We already use Qualtrics—why do we need Wordnerds?

Wordnerds works alongside it. Qualtrics is excellent at collecting survey responses; we're the specialist layer that classifies the free-text it gathers—plus your CRM complaints, app reviews and social—and delivers the themed insight into Power BI. We unlock the feedback you already collect rather than replacing your survey tool.

Can't we just use ChatGPT or Copilot to classify passenger complaints?

Free LLMs classify differently every time they run, can't maintain ORR-category consistency across periods, and leave no audit trail you can show the regulator. They also can't drilldown to route or station level reliably. We apply trained classification you can defend—consistent, traceable and built for the categories your reporting framework requires.

Is our passenger data stored securely in the UK?

Yes. We're built for UK regulated sectors, with UK data residency, Cyber Essentials Plus certification, and ISO 27001 accredited data centres. Our processing is transparent rather than a black box, and we don't train external AI models on your passenger data. GDPR-compliant as standard.

Can we start with one data source and expand later?

Absolutely. Most operators start with their survey or complaints data, prove the value, then add contact centre transcripts, social and app reviews over time. The platform is built to expand—adding a new source doesn't require rebuilding what's already working.

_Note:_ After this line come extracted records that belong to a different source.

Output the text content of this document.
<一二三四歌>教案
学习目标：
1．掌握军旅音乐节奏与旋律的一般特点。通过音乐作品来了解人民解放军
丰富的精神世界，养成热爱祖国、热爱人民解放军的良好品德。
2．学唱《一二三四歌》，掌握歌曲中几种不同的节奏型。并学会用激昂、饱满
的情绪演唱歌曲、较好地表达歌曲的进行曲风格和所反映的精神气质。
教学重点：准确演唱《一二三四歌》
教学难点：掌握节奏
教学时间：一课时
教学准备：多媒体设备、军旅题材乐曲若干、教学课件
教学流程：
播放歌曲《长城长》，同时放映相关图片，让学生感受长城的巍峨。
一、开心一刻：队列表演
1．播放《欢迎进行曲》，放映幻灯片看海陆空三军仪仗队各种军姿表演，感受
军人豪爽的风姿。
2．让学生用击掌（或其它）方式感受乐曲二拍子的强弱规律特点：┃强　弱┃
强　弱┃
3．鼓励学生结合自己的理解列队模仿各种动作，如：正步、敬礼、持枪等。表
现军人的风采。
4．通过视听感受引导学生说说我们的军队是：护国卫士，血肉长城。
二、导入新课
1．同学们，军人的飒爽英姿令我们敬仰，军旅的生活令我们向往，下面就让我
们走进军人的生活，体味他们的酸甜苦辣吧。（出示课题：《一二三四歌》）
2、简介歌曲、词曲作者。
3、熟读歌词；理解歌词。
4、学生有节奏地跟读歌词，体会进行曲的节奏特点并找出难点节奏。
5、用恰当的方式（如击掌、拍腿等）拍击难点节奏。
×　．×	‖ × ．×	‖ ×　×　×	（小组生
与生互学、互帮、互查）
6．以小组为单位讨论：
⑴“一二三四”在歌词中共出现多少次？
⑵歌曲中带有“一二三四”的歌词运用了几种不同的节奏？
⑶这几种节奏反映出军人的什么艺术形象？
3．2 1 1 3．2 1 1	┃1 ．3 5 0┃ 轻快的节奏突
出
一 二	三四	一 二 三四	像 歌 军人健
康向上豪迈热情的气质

Can't we just build this ourselves?

You could—but it involves unifying data from multiple sources in different formats, developing AI classification that's transparent and defensible, building dashboards for board, operations, and depot teams, and maintaining everything as requirements change. We've spent years building this specifically for transport operators, working with Avanti West Coast, Greater Anglia, Transport for Wales and others. Most operators find it faster and cheaper to use what we've already built.

What does GBR restructuring mean for passenger feedback reporting?

GBR will likely consolidate rather than eliminate reporting requirements—the ORR complaint-category framework is expected to persist in some form under the new structure. Operators who have consistent, auditable classification in place will adapt more easily than those still relying on manual period-by-period coding. We're tracking the guidance as it develops.